Questo servizio, comunque, dovrà essere vissuto in maniera ‘secolare’ senza cadere in forme di clericalismo che appannano la vera identità del ministero, il quale deve esprimersi non primariamente nell’ambito liturgico, ma in quello specifico della trasmissione della fede mediante l’annuncio e l’istruzione sistematica”.
Infine ha invitato le Conferenze episcopali a trovare le modalità più consone per istituire questo ministero: “Ci auguriamo che in questo modo il processo dell’evangelizzazione continui il suo fecondo percorso di inculturazione nelle varie realtà locali, e i milioni di catechiste e catechisti che ogni giorno dedicano la loro vita a questo ministero così antico e sempre nuovo, possano riscoprire la loro vocazione per un coinvolgente rinnovamento del processo catechistico a favore della Chiesa e delle nuove generazioni”.
Mentre mons.

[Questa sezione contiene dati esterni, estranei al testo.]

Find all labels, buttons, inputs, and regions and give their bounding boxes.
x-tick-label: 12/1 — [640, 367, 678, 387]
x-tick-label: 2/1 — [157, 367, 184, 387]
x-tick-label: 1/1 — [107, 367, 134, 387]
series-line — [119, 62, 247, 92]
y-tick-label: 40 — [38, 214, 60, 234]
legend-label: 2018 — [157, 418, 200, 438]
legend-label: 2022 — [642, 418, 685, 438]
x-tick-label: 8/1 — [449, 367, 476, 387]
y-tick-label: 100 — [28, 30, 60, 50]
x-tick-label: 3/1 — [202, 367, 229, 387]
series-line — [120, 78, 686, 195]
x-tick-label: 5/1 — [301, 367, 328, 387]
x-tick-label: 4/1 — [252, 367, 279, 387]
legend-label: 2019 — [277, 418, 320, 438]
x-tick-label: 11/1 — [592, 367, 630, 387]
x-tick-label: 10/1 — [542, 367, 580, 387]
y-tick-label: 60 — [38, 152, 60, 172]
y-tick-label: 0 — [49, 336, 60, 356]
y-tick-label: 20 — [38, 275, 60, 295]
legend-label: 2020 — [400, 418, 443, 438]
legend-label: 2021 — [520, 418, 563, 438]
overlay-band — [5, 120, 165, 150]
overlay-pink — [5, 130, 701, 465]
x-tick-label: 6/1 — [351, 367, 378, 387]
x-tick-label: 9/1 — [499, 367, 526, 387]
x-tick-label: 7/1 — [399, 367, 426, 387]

Franz-Peter Tebartz-van Elst, delegato per la Catechesi del Pontificio Consiglio per la Promozione della Nuova Evangelizzazione, ha sottolineato che il catechista è una vocazione laicale:
“Nel sesto punto del nuovo Motu proprio, papa Francesco sottolinea che il catechista non deve assumersi principalmente compiti liturgici o pastorali o responsabilità di altri ministeri, ma che egli stesso è nella sua testimonianza un insegnante e mistagogo, compagno e pedagogo della propria vocazione e talento, evangelicamente inteso”.